Lana starts to zombie-out
Glitches
aside, the game has some terrible design behind it. The pacing is
awful. Lana and Amy move slowly. While this makes sense, and could
add to the scares, it's just annoying. Lana can't go through vents,
but she can climb ladders and shimmy along edges. Amy can do the
vents and she can also hack open doors for Lana. Walking slowly
through the stages means that most stages take about an hour to beat,
even though the stage area isn't that large. The amount of
backtracking you have to do makes the slow pace of the game go from
“annoyance” to “forget this” in about 10 minutes. The
“scares” come from steam pipes hissing, or boards falling, not
enemies or the atmosphere. The tension building parts do their job.
Walking down a pitch-black hallway with only a hand-lamp that lights
a meter ahead is nerve-wracking. But, when I gathered the item at
the end of the hall unmolested, I figured the monsters would assault
me on the return trip. Nope. I made it back to the well-lit, and
enemy free corridors and all the tension melted away in an instant.
The “pop-out” scares (like the pipes) are infrequent, and Lana is
forced into an animation of, I guess, surprise. That's great when an
enemy finds you and back into a “scare zone” and take a few cheap
hits. It's disappointing that a survival horror game fails at the
horror aspect, but even worse when it fails at both parts.
Games
like Amy are supposed
to be about being scared and managing items to make it out alive.
Breakable weapons go towards this end well. However, the serum you
find to keep you from being a zombie is plentiful, but hardly
necessary. Amy is with you nearly all the time, and when she isn't,
you want to be on the edge of death to sneak by your fellow zombies.
The game, however, makes this a frustrating exercise. I ended the
first chapter with 4 weapons and 6 syringes. I thought I was set for
Chapter 2. But, much to my dismay, I started Chapter 2 with NOTHING.

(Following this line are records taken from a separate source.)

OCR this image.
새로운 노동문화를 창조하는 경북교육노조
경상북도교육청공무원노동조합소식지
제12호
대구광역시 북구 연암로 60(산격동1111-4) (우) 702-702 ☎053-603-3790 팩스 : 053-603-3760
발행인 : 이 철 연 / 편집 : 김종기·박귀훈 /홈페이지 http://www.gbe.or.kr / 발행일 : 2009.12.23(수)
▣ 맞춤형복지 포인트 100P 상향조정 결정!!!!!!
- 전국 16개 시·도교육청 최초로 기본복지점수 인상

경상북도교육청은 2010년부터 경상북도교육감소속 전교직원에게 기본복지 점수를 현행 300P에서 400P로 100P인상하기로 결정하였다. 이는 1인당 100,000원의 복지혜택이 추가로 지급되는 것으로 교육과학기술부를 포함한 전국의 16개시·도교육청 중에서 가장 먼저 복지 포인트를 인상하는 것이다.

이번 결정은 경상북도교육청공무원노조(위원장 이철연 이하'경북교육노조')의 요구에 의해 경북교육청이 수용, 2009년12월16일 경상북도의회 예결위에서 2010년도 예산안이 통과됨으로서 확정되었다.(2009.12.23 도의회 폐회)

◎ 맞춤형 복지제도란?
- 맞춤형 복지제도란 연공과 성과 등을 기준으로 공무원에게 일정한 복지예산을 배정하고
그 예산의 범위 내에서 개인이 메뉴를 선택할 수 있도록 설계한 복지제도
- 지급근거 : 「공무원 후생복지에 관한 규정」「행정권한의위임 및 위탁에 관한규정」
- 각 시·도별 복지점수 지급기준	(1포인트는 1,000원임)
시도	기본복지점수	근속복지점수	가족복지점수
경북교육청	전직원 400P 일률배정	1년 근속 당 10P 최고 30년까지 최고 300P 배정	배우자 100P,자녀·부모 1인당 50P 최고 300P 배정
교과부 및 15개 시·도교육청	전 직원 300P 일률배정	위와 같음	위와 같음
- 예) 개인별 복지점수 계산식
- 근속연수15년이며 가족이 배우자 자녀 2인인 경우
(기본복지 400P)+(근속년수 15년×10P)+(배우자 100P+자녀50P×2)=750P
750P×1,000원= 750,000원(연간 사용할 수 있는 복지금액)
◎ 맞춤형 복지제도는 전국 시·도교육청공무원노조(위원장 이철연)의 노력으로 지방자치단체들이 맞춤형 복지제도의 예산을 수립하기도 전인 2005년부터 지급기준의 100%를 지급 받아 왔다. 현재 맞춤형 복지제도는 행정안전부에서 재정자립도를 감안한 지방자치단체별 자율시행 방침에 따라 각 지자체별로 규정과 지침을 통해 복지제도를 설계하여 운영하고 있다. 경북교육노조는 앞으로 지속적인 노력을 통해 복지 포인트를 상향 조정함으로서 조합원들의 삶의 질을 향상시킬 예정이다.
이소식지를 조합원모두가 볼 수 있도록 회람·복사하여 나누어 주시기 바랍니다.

They took all my inventory and left me with nothing but an empty
feeling. Even Amy loses her powers between chapters, so you cannot
use the silence sphere unless you find that glyph in the level. This
becomes even more hurtful when you die on harder difficulties. You
die, you lose everything you've collected, no matter what. So,
they've taken the survival aspect out of the game, too. If you have
no horror, nor survival, what are left with?
Rawr! I'm a zombie!
Puzzles.
And those are also awful relics of a by-gone era. Most stages are
smaller affairs that involve a lot of backtracking and shifting
things about to proceed. Whoever designed the areas you explore was
a right jerk. Nearly all the puzzles in Amy
involve elevators and switches. Of course, these switches are
scattered about and are inaccessible by normal means. So, there is a
lot of “Send Amy up, have Amy hit a switch, ride elevator up to
Amy, send Amy down, go around...” It's not fun, it's tedious.
These tedious puzzles become unbearable with the slow traversal. The
game breaker (as if there weren't enough already) comes from having
to redo puzzles because you died. Twenty minutes to get through an
area is bad once, but two or three times and it becomes more work
than it's worth.
The
gripes are enough to turn most gamers away, but they are nothing
compared to a save and checkpoint system that is hateful at best.
Let's start with the checkpoints. They are few and far between. In
a stage that takes about an hour, each checkpoint comes after 20
minutes of work. So, dying on the last part means redoing about a
third of the stage. Since death comes easily (either through the
glitchy combat or legitimately dying), you get to spend a lot of time
redoing the same asinine puzzles and traps. Later chapters are
especially bad because you are forced to do a lot of sneaking in
zombie mode, and taking just too long to use the serum (or using it
where another zombie can see you and kill you cause you are unarmed)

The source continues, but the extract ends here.